Epoch: 0 Train Loss: 1.9745660563468934 Val Loss: 1.7492280321121216
Epoch: 1 Train Loss: 1.6637929407119751 Val Loss: 1.5639272161483764
Epoch: 2 Train Loss: 1.5348106513500213 Val Loss: 1.4912440963745117
Epoch: 3 Train Loss: 1.4464851764440536 Val Loss: 1.385581601524353
Epoch: 4 Train Loss: 1.374079407954216 Val Loss: 1.4018443069458009
Epoch: 5 Train Loss: 1.316621362066269 Val Loss: 1.2531775268554688
Epoch: 6 Train Loss: 1.2859153034687043 Val Loss: 1.2561434190750123
Epoch: 7 Train Loss: 1.2512328678131104 Val Loss: 1.2327665576934814
Epoch: 8 Train Loss: 1.2264495978951455 Val Loss: 1.2291773901939391
Epoch: 9 Train Loss: 1.195324891924858 Val Loss: 1.1875609773635865

Note: Running the .train() or .eval() method on your model object puts the model in training or testing mode, respectively. Calling these methods is only necessary if your model operates differently for training and evaluation. For example, dropout and batch normalization are used in training but not in validation or testing. It’s good practice to call .train() and .eval() in your loops.

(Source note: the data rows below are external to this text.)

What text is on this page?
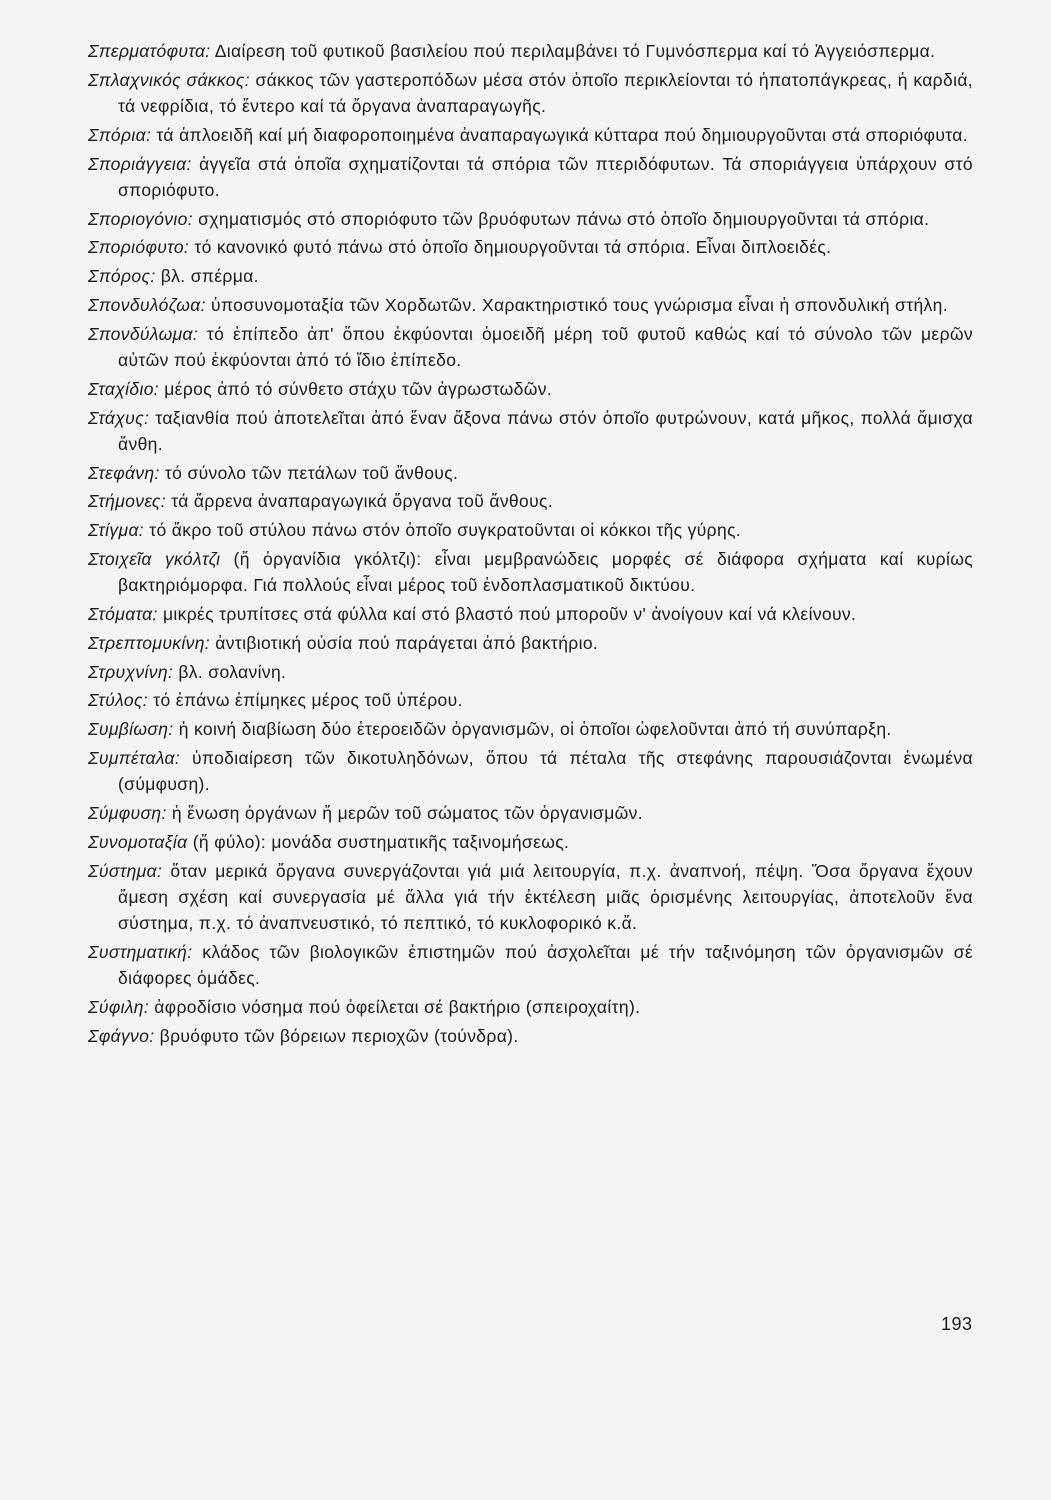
Σπερματόφυτα: Διαίρεση τοῦ φυτικοῦ βασιλείου πού περιλαμβάνει τό Γυμνόσπερμα καί τό Ἀγγειόσπερμα.

Σπλαχνικός σάκκος: σάκκος τῶν γαστεροπόδων μέσα στόν ὁποῖο περικλείονται τό ἡπατοπάγκρεας, ἡ καρδιά, τά νεφρίδια, τό ἔντερο καί τά ὄργανα ἀναπαραγωγῆς.

Σπόρια: τά ἁπλοειδῆ καί μή διαφοροποιημένα ἀναπαραγωγικά κύτταρα πού δημιουργοῦνται στά σποριόφυτα.

Σποριάγγεια: ἀγγεῖα στά ὁποῖα σχηματίζονται τά σπόρια τῶν πτεριδόφυτων. Τά σποριάγγεια ὑπάρχουν στό σποριόφυτο.

Σποριογόνιο: σχηματισμός στό σποριόφυτο τῶν βρυόφυτων πάνω στό ὁποῖο δημιουργοῦνται τά σπόρια.

Σποριόφυτο: τό κανονικό φυτό πάνω στό ὁποῖο δημιουργοῦνται τά σπόρια. Εἶναι διπλοειδές.

Σπόρος: βλ. σπέρμα.

Σπονδυλόζωα: ὑποσυνομοταξία τῶν Χορδωτῶν. Χαρακτηριστικό τους γνώρισμα εἶναι ἡ σπονδυλική στήλη.

Σπονδύλωμα: τό ἐπίπεδο ἀπ' ὅπου ἐκφύονται ὁμοειδῆ μέρη τοῦ φυτοῦ καθώς καί τό σύνολο τῶν μερῶν αὐτῶν πού ἐκφύονται ἀπό τό ἴδιο ἐπίπεδο.

Σταχίδιο: μέρος ἀπό τό σύνθετο στάχυ τῶν ἀγρωστωδῶν.

Στάχυς: ταξιανθία πού ἀποτελεῖται ἀπό ἕναν ἄξονα πάνω στόν ὁποῖο φυτρώνουν, κατά μῆκος, πολλά ἄμισχα ἄνθη.

Στεφάνη: τό σύνολο τῶν πετάλων τοῦ ἄνθους.

Στήμονες: τά ἄρρενα ἀναπαραγωγικά ὄργανα τοῦ ἄνθους.

Στίγμα: τό ἄκρο τοῦ στύλου πάνω στόν ὁποῖο συγκρατοῦνται οἱ κόκκοι τῆς γύρης.

Στοιχεῖα γκόλτζι (ἤ ὀργανίδια γκόλτζι): εἶναι μεμβρανώδεις μορφές σέ διάφορα σχήματα καί κυρίως βακτηριόμορφα. Γιά πολλούς εἶναι μέρος τοῦ ἐνδοπλασματικοῦ δικτύου.

Στόματα: μικρές τρυπίτσες στά φύλλα καί στό βλαστό πού μποροῦν ν' ἀνοίγουν καί νά κλείνουν.

Στρεπτομυκίνη: ἀντιβιοτική οὐσία πού παράγεται ἀπό βακτήριο.

Στρυχνίνη: βλ. σολανίνη.

Στύλος: τό ἐπάνω ἐπίμηκες μέρος τοῦ ὑπέρου.

Συμβίωση: ἡ κοινή διαβίωση δύο ἑτεροειδῶν ὀργανισμῶν, οἱ ὁποῖοι ὠφελοῦνται ἀπό τή συνύπαρξη.

Συμπέταλα: ὑποδιαίρεση τῶν δικοτυληδόνων, ὅπου τά πέταλα τῆς στεφάνης παρουσιάζονται ἑνωμένα (σύμφυση).

Σύμφυση: ἡ ἕνωση ὀργάνων ἤ μερῶν τοῦ σώματος τῶν ὀργανισμῶν.

Συνομοταξία (ἤ φύλο): μονάδα συστηματικῆς ταξινομήσεως.

Σύστημα: ὅταν μερικά ὄργανα συνεργάζονται γιά μιά λειτουργία, π.χ. ἀναπνοή, πέψη. Ὅσα ὄργανα ἔχουν ἄμεση σχέση καί συνεργασία μέ ἄλλα γιά τήν ἐκτέλεση μιᾶς ὁρισμένης λειτουργίας, ἀποτελοῦν ἕνα σύστημα, π.χ. τό ἀναπνευστικό, τό πεπτικό, τό κυκλοφορικό κ.ἄ.

Συστηματική: κλάδος τῶν βιολογικῶν ἐπιστημῶν πού ἀσχολεῖται μέ τήν ταξινόμηση τῶν ὀργανισμῶν σέ διάφορες ὁμάδες.

Σύφιλη: ἀφροδίσιο νόσημα πού ὀφείλεται σέ βακτήριο (σπειροχαίτη).

Σφάγνο: βρυόφυτο τῶν βόρειων περιοχῶν (τούνδρα).

193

As you can see, our model is training well and does not seem to be overfitting, since both the training loss and the validation loss are decreasing. If we train the model for more epochs, we may get even better results.

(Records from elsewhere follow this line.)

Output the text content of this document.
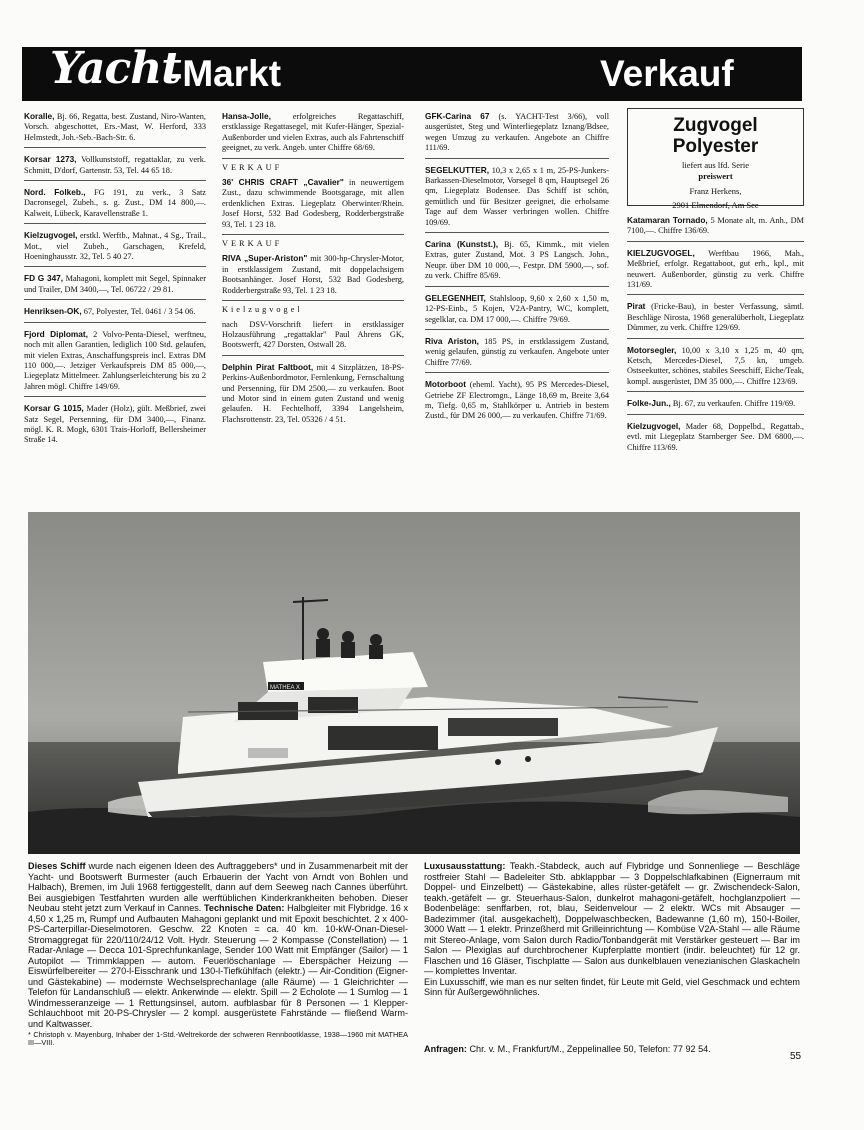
Yacht
-Markt	Verkauf
Koralle, Bj. 66, Regatta, best. Zustand, Niro-Wanten, Vorsch. abgeschottet, Ers.-Mast, W. Herford, 333 Helmstedt, Joh.-Seb.-Bach-Str. 6.
Korsar 1273, Vollkunststoff, regattaklar, zu verk. Schmitt, D'dorf, Gartenstr. 53, Tel. 44 65 18.
Nord. Folkeb., FG 191, zu verk., 3 Satz Dacronsegel, Zubeh., s. g. Zust., DM 14 800,—. Kalweit, Lübeck, Karavellenstraße 1.
Kielzugvogel, erstkl. Werftb., Mahnat., 4 Sg., Trail., Mot., viel Zubeh., Garschagen, Krefeld, Hoeninghausstr. 32, Tel. 5 40 27.
FD G 347, Mahagoni, komplett mit Segel, Spinnaker und Trailer, DM 3400,—, Tel. 06722 / 29 81.
Henriksen-OK, 67, Polyester, Tel. 0461 / 3 54 06.
Fjord Diplomat, 2 Volvo-Penta-Diesel, werftneu, noch mit allen Garantien, lediglich 100 Std. gelaufen, mit vielen Extras, Anschaffungspreis incl. Extras DM 110 000,—. Jetziger Verkaufspreis DM 85 000,—, Liegeplatz Mittelmeer. Zahlungserleichterung bis zu 2 Jahren mögl. Chiffre 149/69.
Korsar G 1015, Mader (Holz), gült. Meßbrief, zwei Satz Segel, Persenning, für DM 3400,—, Finanz. mögl. K. R. Mogk, 6301 Trais-Horloff, Bellersheimer Straße 14.
Hansa-Jolle,	erfolgreiches Regattaschiff, erstklassige Regattasegel, mit Kufer-Hänger, Spezial-Außenborder und vielen Extras, auch als Fahrtenschiff geeignet, zu verk. Angeb. unter Chiffre 68/69.
VERKAUF
36' CHRIS CRAFT „Cavalier" in neuwertigem Zust., dazu schwimmende Bootsgarage, mit allen erdenklichen Extras. Liegeplatz Oberwinter/Rhein. Josef Horst, 532 Bad Godesberg, Rodderbergstraße 93, Tel. 1 23 18.
VERKAUF
RIVA „Super-Ariston" mit 300-hp-Chrysler-Motor, in erstklassigem Zustand, mit doppelachsigem Bootsanhänger. Josef Horst, 532 Bad Godesberg, Rodderbergstraße 93, Tel. 1 23 18.
Kielzugvogel
nach DSV-Vorschrift liefert in erstklassiger Holzausführung „regattaklar" Paul Ahrens GK, Bootswerft, 427 Dorsten, Ostwall 28.
Delphin Pirat Faltboot, mit 4 Sitzplätzen, 18-PS-Perkins-Außenbordmotor, Fernlenkung, Fernschaltung und Persenning, für DM 2500,— zu verkaufen. Boot und Motor sind in einem guten Zustand und wenig gelaufen. H. Fechtelhoff, 3394 Langelsheim, Flachsrottenstr. 23, Tel. 05326 / 4 51.
GFK-Carina 67 (s. YACHT-Test 3/66), voll ausgerüstet, Steg und Winterliegeplatz Iznang/Bdsee, wegen Umzug zu verkaufen. Angebote an Chiffre 111/69.
SEGELKUTTER, 10,3 x 2,65 x 1 m, 25-PS-Junkers-Barkassen-Dieselmotor, Vorsegel 8 qm, Hauptsegel 26 qm, Liegeplatz Bodensee. Das Schiff ist schön, gemütlich und für Besitzer geeignet, die erholsame Tage auf dem Wasser verbringen wollen. Chiffre 109/69.
Carina (Kunstst.), Bj. 65, Kimmk., mit vielen Extras, guter Zustand, Mot. 3 PS Langsch. John., Neupr. über DM 10 000,—, Festpr. DM 5900,—, sof. zu verk. Chiffre 85/69.
GELEGENHEIT, Stahlsloop, 9,60 x 2,60 x 1,50 m, 12-PS-Einb., 5 Kojen, V2A-Pantry, WC, komplett, segelklar, ca. DM 17 000,—. Chiffre 79/69.
Riva Ariston, 185 PS, in erstklassigem Zustand, wenig gelaufen, günstig zu verkaufen. Angebote unter Chiffre 77/69.
Motorboot (eheml. Yacht), 95 PS Mercedes-Diesel, Getriebe ZF Electromgn., Länge 18,69 m, Breite 3,64 m, Tiefg. 0,65 m, Stahlkörper u. Antrieb in bestem Zustd., für DM 26 000,— zu verkaufen. Chiffre 71/69.
Zugvogel
Polyester
liefert aus lfd. Serie
preiswert
Franz Herkens,
2901 Elmendorf, Am See
Katamaran Tornado, 5 Monate alt, m. Anh., DM 7100,—. Chiffre 136/69.
KIELZUGVOGEL, Werftbau 1966, Mah., Meßbrief, erfolgr. Regattaboot, gut erh., kpl., mit neuwert. Außenborder, günstig zu verk. Chiffre 131/69.
Pirat (Fricke-Bau), in bester Verfassung, sämtl. Beschläge Nirosta, 1968 generalüberholt, Liegeplatz Dümmer, zu verk. Chiffre 129/69.
Motorsegler, 10,00 x 3,10 x 1,25 m, 40 qm, Ketsch, Mercedes-Diesel, 7,5 kn, umgeb. Ostseekutter, schönes, stabiles Seeschiff, Eiche/Teak, kompl. ausgerüstet, DM 35 000,—. Chiffre 123/69.
Folke-Jun., Bj. 67, zu verkaufen. Chiffre 119/69.
Kielzugvogel, Mader 68, Doppelbd., Regattab., evtl. mit Liegeplatz Starnberger See. DM 6800,—. Chiffre 113/69.
MATHEA X
Dieses Schiff wurde nach eigenen Ideen des Auftraggebers* und in Zusammenarbeit mit der Yacht- und Bootswerft Burmester (auch Erbauerin der Yacht von Arndt von Bohlen und Halbach), Bremen, im Juli 1968 fertiggestellt, dann auf dem Seeweg nach Cannes überführt. Bei ausgiebigen Testfahrten wurden alle werftüblichen Kinderkrankheiten behoben. Dieser Neubau steht jetzt zum Verkauf in Cannes. Technische Daten: Halbgleiter mit Flybridge. 16 x 4,50 x 1,25 m, Rumpf und Aufbauten Mahagoni geplankt und mit Epoxit beschichtet. 2 x 400-PS-Carterpillar-Dieselmotoren. Geschw. 22 Knoten = ca. 40 km. 10-kW-Onan-Diesel-Stromaggregat für 220/110/24/12 Volt. Hydr. Steuerung — 2 Kompasse (Constellation) — 1 Radar-Anlage — Decca 101-Sprechfunkanlage, Sender 100 Watt mit Empfänger (Sailor) — 1 Autopilot — Trimmklappen — autom. Feuerlöschanlage — Eberspächer Heizung — Eiswürfelbereiter — 270-l-Eisschrank und 130-l-Tiefkühlfach (elektr.) — Air-Condition (Eigner- und Gästekabine) — modernste Wechselsprechanlage (alle Räume) — 1 Gleichrichter — Telefon für Landanschluß — elektr. Ankerwinde — elektr. Spill — 2 Echolote — 1 Sumlog — 1 Windmesseranzeige — 1 Rettungsinsel, autom. aufblasbar für 8 Personen — 1 Klepper-Schlauchboot mit 20-PS-Chrysler — 2 kompl. ausgerüstete Fahrstände — fließend Warm- und Kaltwasser.
* Christoph v. Mayenburg, Inhaber der 1-Std.-Weltrekorde der schweren Rennbootklasse, 1938—1960 mit MATHEA III—VIII.
Luxusausstattung: Teakh.-Stabdeck, auch auf Flybridge und Sonnenliege — Beschläge rostfreier Stahl — Badeleiter Stb. abklappbar — 3 Doppelschlafkabinen (Eignerraum mit Doppel- und Einzelbett) — Gästekabine, alles rüster-getäfelt — gr. Zwischendeck-Salon, teakh.-getäfelt — gr. Steuerhaus-Salon, dunkelrot mahagoni-getäfelt, hochglanzpoliert — Bodenbeläge: senffarben, rot, blau, Seidenvelour — 2 elektr. WCs mit Absauger — Badezimmer (ital. ausgekachelt), Doppelwaschbecken, Badewanne (1,60 m), 150-l-Boiler, 3000 Watt — 1 elektr. Prinzeßherd mit Grilleinrichtung — Kombüse V2A-Stahl — alle Räume mit Stereo-Anlage, vom Salon durch Radio/Tonbandgerät mit Verstärker gesteuert — Bar im Salon — Plexiglas auf durchbrochener Kupferplatte montiert (indir. beleuchtet) für 12 gr. Flaschen und 16 Gläser, Tischplatte — Salon aus dunkelblauen venezianischen Glaskacheln — komplettes Inventar.
Ein Luxusschiff, wie man es nur selten findet, für Leute mit Geld, viel Geschmack und echtem Sinn für Außergewöhnliches.
Anfragen: Chr. v. M., Frankfurt/M., Zeppelinallee 50, Telefon: 77 92 54.
55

We’re not quite finished, though. Our model may still be overfitting. We might have just gotten lucky with our choice of hyperparameters, leading to good validation results. As a further test against overfitting, we will run some test data through our model.

The model has never seen the test data during training, nor has the test data had any influence on the hyperparameters. Let’s see how we perform against the test dataset.

In [ ]:

num_correct = 0.0

for x_test_batch, y_test_batch in testloader:
  model.eval()
  y_test_batch = y_test_batch.to(device)
  x_test_batch = x_test_batch.to(device)
  y_pred_batch = model(x_test_batch)
  _, predicted = torch.max(y_pred_batch, 1)
  num_correct += (predicted == y_test_batch).float().sum()
  
accuracy = num_correct/(len(testloader)*testloader.batch_size) 

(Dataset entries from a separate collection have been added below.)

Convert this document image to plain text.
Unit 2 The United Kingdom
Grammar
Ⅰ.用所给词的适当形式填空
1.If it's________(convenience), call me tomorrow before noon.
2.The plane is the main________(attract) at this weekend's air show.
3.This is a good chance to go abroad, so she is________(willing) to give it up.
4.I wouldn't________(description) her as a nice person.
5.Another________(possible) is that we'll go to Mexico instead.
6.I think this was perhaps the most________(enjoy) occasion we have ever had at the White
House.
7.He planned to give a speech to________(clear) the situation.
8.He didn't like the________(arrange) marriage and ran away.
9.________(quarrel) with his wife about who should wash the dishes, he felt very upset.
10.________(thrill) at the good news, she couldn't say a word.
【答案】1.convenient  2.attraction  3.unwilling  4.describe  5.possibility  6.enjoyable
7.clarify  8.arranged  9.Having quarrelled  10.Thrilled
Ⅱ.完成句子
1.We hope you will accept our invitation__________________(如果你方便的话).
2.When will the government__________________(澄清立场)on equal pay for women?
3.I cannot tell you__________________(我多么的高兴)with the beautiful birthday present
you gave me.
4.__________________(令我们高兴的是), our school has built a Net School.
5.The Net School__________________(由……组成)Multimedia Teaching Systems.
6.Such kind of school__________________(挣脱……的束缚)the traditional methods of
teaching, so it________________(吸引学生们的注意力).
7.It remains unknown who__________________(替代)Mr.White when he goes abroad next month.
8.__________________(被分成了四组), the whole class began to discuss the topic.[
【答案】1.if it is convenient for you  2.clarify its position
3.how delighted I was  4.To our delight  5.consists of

print(len(testloader), testloader.batch_size)

print("Test Accuracy: {}".format(accuracy))

625 16
Test Accuracy: 0.6157000064849854

Tip: You now know how to create training, validation, and test loops using PyTorch. Feel free to use this code as a reference when creating your own loops.

Now that you have a fully trained model, let’s explore what you can do with it in the model deployment stage. One of the simplest things you can do is save your trained model for future use. When you want to run your model against new inputs, you can simply load it and call the model with the new values.

The following code illustrates the recommended way to save and load a trained model. It uses the state_dict() method, which creates a dictionary object that maps each layer to its parameter tensor. In other words, we only need to save the model’s learned parameters. We already have the model’s design defined in our model class, so we don’t need to save the architecture. When we load the model, we use the constructor to create a “blank model,” and then we use load_state_dict() to set the parameters for each layer:

In [ ]:

torch.save(model.state_dict(), "./lenet5_model.pt")

model = LeNet5().to(device)
model.load_state_dict(torch.load("./lenet5_model.pt"))

Out[ ]:

<All keys matched successfully>

Note: A common PyTorch convention is to save models using either a .pt or .pth file extension.